Türkiye’nin katma değer üreten, savunma sanayisini, enerji sanayisini, teknolojisini daha yukarı çeken, ithalata daha az bağlı ve kendi markalarını daha fazla çıkaran bir ekonomi haline gelmesi dikkatleri üzerimize çekti.
S&P, bugünkü takvim dışı değerlendirmesinde “BB+” olan Türkiye’nin notunu bir kademe daha düşürerek “BB”ye indirdi, görünümü ise “negatif” olarak değerlendirdi. Hazine ile anlaşması olan diğer iki büyük uluslararası derecelendirme kuruluşu Fitch Ratings ve Moody’s ise Türkiye’yi “yatırım yapılabilir” seviyede değerlendirdiğini açıkladı.

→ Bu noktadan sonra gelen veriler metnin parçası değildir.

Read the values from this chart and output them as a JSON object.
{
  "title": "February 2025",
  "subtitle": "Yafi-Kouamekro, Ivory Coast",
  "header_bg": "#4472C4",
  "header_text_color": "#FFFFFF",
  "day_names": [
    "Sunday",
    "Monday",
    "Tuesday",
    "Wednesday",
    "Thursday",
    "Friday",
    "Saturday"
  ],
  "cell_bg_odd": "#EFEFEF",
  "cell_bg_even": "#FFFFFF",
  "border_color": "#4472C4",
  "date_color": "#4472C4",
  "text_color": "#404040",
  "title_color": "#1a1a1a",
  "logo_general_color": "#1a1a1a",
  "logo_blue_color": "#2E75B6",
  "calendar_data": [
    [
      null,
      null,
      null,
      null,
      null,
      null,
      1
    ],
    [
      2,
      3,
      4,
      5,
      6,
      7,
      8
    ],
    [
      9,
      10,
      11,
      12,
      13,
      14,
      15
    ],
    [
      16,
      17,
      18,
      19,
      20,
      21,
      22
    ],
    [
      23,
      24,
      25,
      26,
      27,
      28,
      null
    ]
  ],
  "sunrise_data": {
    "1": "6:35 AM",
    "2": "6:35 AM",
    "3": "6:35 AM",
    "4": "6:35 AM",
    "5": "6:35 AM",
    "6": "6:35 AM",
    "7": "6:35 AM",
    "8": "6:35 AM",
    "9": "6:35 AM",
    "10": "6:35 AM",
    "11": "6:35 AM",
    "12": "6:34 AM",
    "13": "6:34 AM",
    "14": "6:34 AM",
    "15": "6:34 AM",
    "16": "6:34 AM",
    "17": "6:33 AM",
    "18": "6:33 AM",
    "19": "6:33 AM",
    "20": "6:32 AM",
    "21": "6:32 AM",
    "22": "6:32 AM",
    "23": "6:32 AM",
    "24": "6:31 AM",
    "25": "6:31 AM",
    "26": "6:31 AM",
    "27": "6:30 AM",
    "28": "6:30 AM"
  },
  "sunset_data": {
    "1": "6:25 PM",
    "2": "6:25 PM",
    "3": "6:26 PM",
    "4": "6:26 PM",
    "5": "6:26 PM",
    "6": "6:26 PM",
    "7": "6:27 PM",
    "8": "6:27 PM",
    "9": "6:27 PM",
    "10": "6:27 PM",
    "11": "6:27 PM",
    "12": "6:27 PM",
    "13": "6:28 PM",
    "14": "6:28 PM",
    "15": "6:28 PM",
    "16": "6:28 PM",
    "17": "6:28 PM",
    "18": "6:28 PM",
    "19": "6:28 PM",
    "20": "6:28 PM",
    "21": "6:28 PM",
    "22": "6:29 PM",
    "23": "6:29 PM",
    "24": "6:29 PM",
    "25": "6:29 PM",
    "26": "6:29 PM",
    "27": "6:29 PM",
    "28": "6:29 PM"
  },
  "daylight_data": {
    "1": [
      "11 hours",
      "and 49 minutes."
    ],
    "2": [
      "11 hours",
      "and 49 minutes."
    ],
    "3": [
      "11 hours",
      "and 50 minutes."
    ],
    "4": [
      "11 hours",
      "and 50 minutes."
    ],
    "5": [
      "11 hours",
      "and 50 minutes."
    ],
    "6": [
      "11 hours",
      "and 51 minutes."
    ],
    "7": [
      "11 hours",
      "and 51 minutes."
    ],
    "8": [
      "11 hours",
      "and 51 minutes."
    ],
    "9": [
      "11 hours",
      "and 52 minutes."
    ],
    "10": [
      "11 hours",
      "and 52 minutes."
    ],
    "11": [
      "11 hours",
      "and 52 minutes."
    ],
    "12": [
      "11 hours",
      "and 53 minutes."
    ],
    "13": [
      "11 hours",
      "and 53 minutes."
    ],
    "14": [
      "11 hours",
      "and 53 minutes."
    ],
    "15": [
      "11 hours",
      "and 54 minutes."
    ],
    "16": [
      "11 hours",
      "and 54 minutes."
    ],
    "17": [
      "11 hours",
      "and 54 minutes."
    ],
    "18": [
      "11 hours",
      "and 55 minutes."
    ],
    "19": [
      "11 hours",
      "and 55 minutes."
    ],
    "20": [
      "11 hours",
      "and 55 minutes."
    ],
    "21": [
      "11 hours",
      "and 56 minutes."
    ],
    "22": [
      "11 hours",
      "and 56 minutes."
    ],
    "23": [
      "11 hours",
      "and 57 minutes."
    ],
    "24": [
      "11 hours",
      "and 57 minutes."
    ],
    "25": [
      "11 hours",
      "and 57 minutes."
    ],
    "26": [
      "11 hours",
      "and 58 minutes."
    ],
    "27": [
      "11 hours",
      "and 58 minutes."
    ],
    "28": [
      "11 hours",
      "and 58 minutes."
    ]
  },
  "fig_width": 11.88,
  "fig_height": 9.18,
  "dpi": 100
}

Bu ülke 2023 hedeflerini açıklayan Cumhurbaşkanımız önderliğinde, hükümetimiz ve milletimiz sayesinde ekonomik devrim yapıyor ve yapmaya devam ediyor.
Amacı; Türkiye’nin esasen dünya ekonomisinde belirgin olması, dünya ekonomisinde üretilen katma değerden daha fazla pay alması ve ilk 10 büyük ekonomi arasına girmesini sağlamak. Türkiye’nin operasyonlara maruz kalmasının aslında arkasındaki sebep budur. Bu süreç darbeci kuklaların girişimi ile taçlandı. Bu operasyonlar sadece 15 Temmuzda olmadı ki, hepimiz biliyoruz ki, Gezi sürecinde başlayıp, 17-25 Aralık, PKK ve DEAŞ terörünü de kapsayan bir dönemdir, devam ediyor. Dolayısıyla bu finalle birlikte, yabancıların belirttiği riskler büyük ölçüde Türk devleti ve milleti tarafından ortadan kaldırılmış olacak. Türkiye, Batı ülkeleri de dahil olmak üzere, bütün ülkelerden daha güvenli olma yolunda ilerleme adına hızlı adımlar atacaktır. Demokratikleşme reformlarını çok hızlı yapacak. Makro ekonomik iyileştirmeleri çok daha hızlı yapıp, bütün dünya kamuoyuna Türkiye ekonomisinin ne kadar güvenli olduğunu, somut ekonomik verilerle gösterecektir. Bu konuda tüm dünyanın ikna olduğunu, bugün riskli ülke gibi gören derecelendirme kurumları da çok yakında görecek. Ekonomimizi çok daha hızlı şekilde toparlayacağız. Kısa sürede yatırım teşvikte ve desteklerde önemli kararları alıp, enerji, savunma, yatırım alanlarında başlanan kalkınmayı devam ettirmek zorundayız. Artık bu noktadan sonra her vatandaşa görev düşmektedir. Çünkü an birlik ve beraberlik, yeniden ayağa kalkma anıdır. Biz bir olursak, her ne iş yapıyorsak, en iyi şekilde yapmaya çalışırsak, inanıyorum ki; bunu başarıp darbelere, kumpaslara sebep olan 2023 hedeflerine ulaşacağız.